The best way to manage a fish or shellfish allergy is to read the labels and avoid any food that is a potential allergen including:
- Fish such as tuna, salmon, and halibut
- Shellfish such as shrimp, crab, prawn, crawfish, lobster, clams, mussels oysters, squid, cuttlefish, octopus, snails, and scallops
Make sure to look for these terms (related to fish or shellfish) when reading labels. Eating any one of the following products or ingredients can potentially lead to an allergic reaction:
- Worcestershire sauce
- Caesar salad and dressing
- Barbecue sauces made with Worcestershire
- Caviar and fish roe
- Fish sauces, oils, and gelatin
- Asian cuisines
Special Seafood Considerations
Cross-contact is a serious issue facing individuals with a food allergy. Cross-contact can happen when a food is exposed to fish or shellfish during processing or handling. For example, a kitchen tool (i.e., a knife) that was previously used to cut the tails off of shrimp is now being used to slice potatoes. Even though potatoes do not contain shellfish products, the knife (with shrimp on it) has now introduced the allergen into the food.

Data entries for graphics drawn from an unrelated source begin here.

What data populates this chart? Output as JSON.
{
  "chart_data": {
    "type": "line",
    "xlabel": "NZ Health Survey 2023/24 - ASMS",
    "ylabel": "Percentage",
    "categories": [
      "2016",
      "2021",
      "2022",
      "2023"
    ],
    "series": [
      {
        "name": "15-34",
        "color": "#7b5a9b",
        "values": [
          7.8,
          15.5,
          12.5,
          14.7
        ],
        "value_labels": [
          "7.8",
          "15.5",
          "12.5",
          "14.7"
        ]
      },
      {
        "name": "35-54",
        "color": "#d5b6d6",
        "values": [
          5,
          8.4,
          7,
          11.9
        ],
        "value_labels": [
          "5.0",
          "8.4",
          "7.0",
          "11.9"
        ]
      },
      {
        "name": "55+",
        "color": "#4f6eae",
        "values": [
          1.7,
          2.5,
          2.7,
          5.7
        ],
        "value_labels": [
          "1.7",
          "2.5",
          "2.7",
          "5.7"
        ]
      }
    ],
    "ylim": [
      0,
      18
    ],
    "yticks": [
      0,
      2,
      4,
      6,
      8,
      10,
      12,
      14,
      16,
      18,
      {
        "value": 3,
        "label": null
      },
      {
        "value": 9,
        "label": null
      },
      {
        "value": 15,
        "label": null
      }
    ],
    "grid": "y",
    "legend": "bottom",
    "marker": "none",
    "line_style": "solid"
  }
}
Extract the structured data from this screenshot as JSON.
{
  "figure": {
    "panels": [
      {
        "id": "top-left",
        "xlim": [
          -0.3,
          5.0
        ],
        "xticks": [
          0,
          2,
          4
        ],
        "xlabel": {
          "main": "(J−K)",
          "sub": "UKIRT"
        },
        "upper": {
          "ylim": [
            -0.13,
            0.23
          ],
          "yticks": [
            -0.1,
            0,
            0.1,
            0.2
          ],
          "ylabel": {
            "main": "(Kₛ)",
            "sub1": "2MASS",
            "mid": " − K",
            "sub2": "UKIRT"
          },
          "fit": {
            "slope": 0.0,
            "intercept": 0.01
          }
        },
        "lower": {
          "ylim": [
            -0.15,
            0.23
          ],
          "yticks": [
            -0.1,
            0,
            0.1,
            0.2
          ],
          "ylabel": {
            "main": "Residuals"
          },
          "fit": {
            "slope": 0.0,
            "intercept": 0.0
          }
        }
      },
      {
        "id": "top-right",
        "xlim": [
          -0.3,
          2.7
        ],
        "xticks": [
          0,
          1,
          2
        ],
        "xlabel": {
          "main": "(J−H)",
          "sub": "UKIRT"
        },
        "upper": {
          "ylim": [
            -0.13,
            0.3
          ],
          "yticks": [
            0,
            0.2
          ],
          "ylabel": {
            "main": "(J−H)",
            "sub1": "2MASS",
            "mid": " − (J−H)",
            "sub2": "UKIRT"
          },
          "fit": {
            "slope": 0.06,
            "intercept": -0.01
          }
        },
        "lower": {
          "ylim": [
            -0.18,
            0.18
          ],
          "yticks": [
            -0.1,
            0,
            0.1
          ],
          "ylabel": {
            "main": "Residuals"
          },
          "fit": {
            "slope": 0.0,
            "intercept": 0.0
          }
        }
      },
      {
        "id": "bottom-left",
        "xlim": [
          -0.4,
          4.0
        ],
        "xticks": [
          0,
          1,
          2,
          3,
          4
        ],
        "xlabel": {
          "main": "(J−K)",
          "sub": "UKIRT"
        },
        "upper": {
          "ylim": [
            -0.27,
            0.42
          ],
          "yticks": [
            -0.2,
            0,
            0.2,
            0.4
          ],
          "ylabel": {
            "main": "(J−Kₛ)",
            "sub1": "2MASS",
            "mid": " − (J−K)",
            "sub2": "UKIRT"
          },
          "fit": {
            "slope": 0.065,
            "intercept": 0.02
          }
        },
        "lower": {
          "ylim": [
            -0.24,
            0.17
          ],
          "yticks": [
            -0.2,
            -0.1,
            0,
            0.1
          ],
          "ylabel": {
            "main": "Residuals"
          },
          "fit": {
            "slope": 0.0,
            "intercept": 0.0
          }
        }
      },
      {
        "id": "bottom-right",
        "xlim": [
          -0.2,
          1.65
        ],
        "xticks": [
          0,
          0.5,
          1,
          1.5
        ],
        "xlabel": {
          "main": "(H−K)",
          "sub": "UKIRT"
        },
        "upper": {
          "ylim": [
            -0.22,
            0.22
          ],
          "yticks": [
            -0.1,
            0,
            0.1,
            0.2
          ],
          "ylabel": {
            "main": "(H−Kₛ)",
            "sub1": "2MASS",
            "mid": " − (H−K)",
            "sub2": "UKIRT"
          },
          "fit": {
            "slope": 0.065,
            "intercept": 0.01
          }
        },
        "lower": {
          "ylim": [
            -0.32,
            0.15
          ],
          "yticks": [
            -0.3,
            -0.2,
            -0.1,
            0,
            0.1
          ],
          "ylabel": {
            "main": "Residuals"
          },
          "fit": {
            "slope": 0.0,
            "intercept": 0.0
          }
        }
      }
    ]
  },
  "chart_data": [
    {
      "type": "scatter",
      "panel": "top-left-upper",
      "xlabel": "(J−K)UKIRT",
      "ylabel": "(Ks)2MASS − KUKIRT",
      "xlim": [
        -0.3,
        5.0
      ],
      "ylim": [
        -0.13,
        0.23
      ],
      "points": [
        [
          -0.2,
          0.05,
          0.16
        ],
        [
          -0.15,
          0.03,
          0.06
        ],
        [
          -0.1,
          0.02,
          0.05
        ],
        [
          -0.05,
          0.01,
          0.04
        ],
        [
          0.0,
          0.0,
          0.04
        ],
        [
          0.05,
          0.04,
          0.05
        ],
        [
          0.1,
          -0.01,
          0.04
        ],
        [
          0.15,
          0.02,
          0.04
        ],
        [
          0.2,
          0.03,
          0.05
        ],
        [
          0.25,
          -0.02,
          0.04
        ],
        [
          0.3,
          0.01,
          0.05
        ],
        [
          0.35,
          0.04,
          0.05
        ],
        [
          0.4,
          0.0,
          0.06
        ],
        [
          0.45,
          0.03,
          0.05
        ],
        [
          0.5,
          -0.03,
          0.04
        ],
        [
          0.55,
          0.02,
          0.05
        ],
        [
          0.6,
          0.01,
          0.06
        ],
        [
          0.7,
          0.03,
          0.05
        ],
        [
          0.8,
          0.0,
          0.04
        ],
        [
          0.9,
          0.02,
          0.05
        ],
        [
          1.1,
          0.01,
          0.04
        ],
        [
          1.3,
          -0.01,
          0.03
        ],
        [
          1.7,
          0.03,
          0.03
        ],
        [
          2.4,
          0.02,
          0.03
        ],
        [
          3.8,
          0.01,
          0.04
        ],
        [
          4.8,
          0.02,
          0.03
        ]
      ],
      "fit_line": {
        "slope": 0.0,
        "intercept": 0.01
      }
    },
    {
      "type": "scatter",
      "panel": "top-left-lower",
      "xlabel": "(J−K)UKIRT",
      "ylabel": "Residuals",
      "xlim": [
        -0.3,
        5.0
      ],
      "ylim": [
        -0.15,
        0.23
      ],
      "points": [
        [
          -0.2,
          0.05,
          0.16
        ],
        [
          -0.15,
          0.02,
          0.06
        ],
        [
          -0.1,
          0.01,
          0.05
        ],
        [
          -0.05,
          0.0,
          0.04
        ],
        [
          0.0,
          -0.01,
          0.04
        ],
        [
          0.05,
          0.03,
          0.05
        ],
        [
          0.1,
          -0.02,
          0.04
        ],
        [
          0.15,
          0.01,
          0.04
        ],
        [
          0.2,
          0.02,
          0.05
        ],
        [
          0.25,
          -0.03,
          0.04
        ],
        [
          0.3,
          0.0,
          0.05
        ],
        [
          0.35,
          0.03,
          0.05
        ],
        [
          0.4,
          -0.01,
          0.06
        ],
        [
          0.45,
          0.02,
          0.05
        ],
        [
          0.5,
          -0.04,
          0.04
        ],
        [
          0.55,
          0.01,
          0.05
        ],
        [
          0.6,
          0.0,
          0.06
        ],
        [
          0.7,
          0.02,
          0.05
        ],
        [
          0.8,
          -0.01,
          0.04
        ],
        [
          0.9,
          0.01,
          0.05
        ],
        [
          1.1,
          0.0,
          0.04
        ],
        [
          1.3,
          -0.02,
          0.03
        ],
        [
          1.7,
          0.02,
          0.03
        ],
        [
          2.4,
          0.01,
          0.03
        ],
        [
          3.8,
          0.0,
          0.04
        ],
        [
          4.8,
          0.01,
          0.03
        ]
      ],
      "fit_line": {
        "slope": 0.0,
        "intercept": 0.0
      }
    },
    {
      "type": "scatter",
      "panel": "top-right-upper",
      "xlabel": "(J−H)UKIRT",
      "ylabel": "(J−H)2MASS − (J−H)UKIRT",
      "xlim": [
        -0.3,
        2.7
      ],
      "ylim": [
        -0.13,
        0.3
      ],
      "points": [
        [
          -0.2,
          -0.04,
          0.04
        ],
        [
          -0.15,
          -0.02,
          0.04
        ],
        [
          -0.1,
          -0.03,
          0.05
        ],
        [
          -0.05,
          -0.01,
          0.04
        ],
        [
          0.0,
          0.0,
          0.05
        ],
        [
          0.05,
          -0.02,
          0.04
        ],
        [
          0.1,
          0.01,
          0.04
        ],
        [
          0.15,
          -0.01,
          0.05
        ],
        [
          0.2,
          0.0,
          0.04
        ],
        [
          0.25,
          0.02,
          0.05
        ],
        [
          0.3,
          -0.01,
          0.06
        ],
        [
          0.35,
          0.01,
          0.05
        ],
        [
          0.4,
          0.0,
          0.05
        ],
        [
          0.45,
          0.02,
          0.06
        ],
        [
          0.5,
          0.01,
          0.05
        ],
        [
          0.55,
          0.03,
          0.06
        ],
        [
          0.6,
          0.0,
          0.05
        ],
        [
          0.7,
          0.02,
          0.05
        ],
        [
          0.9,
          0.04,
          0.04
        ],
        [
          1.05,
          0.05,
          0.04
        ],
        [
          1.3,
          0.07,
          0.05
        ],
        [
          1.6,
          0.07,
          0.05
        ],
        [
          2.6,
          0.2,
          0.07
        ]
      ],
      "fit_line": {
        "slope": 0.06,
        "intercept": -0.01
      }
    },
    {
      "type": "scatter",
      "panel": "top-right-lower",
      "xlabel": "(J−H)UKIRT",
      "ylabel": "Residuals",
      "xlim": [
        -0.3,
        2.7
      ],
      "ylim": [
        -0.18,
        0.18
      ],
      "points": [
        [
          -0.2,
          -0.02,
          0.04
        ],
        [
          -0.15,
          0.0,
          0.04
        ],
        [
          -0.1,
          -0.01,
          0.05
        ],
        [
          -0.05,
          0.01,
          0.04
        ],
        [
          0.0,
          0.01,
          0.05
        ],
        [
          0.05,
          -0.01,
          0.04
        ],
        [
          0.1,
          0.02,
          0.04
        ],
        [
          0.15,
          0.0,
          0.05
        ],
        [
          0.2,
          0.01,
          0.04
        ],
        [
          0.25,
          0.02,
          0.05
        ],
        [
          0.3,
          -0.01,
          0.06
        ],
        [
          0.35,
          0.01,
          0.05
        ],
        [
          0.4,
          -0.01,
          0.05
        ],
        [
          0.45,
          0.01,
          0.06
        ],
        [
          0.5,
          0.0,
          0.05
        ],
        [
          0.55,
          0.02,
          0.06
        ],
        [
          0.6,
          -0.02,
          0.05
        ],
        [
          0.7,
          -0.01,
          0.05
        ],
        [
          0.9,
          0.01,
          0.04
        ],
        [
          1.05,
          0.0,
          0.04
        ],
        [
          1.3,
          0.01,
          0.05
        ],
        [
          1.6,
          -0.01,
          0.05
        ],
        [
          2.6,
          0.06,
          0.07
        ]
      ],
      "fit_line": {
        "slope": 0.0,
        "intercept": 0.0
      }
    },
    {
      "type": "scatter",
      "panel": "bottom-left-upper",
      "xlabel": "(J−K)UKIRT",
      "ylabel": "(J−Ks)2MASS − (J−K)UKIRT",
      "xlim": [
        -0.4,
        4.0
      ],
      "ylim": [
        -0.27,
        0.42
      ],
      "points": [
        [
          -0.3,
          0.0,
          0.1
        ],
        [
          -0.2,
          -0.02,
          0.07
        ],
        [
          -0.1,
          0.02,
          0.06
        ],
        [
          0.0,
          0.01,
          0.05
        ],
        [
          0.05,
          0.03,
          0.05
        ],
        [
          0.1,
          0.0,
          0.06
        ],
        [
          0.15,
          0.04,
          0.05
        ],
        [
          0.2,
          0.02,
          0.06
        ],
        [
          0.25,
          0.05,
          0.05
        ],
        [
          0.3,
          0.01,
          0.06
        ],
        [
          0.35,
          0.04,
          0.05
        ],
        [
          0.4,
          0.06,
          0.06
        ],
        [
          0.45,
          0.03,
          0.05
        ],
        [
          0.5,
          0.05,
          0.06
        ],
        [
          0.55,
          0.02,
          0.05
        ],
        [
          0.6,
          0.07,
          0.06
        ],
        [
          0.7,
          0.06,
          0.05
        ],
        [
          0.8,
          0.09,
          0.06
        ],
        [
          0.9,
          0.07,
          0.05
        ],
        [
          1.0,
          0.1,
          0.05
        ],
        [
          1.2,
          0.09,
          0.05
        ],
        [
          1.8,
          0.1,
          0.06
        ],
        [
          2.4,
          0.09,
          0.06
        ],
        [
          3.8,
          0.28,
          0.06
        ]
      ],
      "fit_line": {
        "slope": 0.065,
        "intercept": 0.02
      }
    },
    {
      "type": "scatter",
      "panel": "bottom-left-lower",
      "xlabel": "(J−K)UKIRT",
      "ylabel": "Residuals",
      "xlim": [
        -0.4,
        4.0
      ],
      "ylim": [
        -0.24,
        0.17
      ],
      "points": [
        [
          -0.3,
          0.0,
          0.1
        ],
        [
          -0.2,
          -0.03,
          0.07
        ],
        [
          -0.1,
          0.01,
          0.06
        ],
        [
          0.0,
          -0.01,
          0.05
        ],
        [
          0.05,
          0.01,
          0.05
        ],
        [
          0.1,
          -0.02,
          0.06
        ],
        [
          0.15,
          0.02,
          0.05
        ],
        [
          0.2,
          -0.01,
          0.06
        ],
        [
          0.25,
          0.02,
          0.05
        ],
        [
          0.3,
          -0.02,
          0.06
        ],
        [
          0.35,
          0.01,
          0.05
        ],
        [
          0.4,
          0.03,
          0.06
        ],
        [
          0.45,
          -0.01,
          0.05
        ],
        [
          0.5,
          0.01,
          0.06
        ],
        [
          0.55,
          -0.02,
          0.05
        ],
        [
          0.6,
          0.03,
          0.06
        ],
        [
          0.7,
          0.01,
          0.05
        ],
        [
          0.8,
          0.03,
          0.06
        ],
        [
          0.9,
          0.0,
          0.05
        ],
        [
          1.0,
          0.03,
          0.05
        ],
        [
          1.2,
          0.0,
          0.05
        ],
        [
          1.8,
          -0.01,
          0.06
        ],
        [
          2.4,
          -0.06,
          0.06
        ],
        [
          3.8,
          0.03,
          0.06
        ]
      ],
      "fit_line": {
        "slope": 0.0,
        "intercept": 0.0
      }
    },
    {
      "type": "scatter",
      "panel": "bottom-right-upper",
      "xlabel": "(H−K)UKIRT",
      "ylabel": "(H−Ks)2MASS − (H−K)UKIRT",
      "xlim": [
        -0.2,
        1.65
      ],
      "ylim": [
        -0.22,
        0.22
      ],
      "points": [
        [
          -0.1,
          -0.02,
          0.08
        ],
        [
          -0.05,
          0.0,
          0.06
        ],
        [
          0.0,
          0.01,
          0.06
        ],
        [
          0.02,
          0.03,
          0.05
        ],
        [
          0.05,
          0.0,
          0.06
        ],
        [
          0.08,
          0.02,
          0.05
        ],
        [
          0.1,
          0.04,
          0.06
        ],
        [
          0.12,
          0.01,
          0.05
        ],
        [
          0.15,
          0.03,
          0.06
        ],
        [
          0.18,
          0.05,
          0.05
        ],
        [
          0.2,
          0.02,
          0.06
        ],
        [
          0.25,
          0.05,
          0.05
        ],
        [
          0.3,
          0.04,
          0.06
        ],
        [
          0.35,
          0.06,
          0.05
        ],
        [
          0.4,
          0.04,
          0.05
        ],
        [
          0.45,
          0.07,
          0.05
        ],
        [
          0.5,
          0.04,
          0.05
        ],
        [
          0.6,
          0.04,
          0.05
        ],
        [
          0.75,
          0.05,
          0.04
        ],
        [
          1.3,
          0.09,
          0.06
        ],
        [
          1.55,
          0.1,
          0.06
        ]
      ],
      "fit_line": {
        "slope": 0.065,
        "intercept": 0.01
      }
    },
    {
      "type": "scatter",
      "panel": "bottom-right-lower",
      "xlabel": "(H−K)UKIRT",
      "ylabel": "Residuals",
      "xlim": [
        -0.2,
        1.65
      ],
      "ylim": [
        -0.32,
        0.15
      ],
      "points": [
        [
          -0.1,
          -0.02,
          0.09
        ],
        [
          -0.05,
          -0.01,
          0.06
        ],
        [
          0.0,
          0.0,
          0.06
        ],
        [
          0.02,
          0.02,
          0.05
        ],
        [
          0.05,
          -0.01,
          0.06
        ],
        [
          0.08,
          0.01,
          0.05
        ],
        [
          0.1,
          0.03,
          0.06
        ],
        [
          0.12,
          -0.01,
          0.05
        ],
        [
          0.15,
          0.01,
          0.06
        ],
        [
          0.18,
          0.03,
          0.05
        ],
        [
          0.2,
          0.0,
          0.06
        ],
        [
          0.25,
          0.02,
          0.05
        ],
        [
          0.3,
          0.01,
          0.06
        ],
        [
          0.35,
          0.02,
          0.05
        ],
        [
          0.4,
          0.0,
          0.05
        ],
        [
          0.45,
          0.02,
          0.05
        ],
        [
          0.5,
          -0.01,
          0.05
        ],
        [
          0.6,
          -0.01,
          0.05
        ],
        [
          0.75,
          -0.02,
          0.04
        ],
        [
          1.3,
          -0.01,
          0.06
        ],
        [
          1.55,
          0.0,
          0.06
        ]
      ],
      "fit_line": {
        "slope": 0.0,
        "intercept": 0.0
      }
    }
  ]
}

Regulations Related to Fish & Shellfish Allergies
The U.S. Food and Drug Administration (FDA) is primarily responsible for enforcing the Food Allergen Labeling and Consumer Protection Act of 2004, which requires that food labels clearly identify the food source names of any ingredients that are one of the major food allergens (including fish and shellfish) or contain any protein derived from a major food allergen.
The law further explains that the name of the food source of a major food allergen must appear in parentheses following the name of the ingredient or next to the list of ingre-dients in a “contains” statement.
Unfortunately, the FALCPA’s labeling requirement does not apply to products that may be contaminated due to cross-contact. The FDA does not regulate statements such as: “may contain shellfish,” or “manufactured on shared equipment with shellfish” or “manufactured in the same facility as shellfish” so there is no guarantee that products labeled as such are safe.
It’s important to note that fish and the crustacean shellfish (i.e., shrimp, crab, and lobster) are part of the labeling requirements. But shellfish that are part of the molluscan family, like scallops and oysters, are not required to be identified on a label.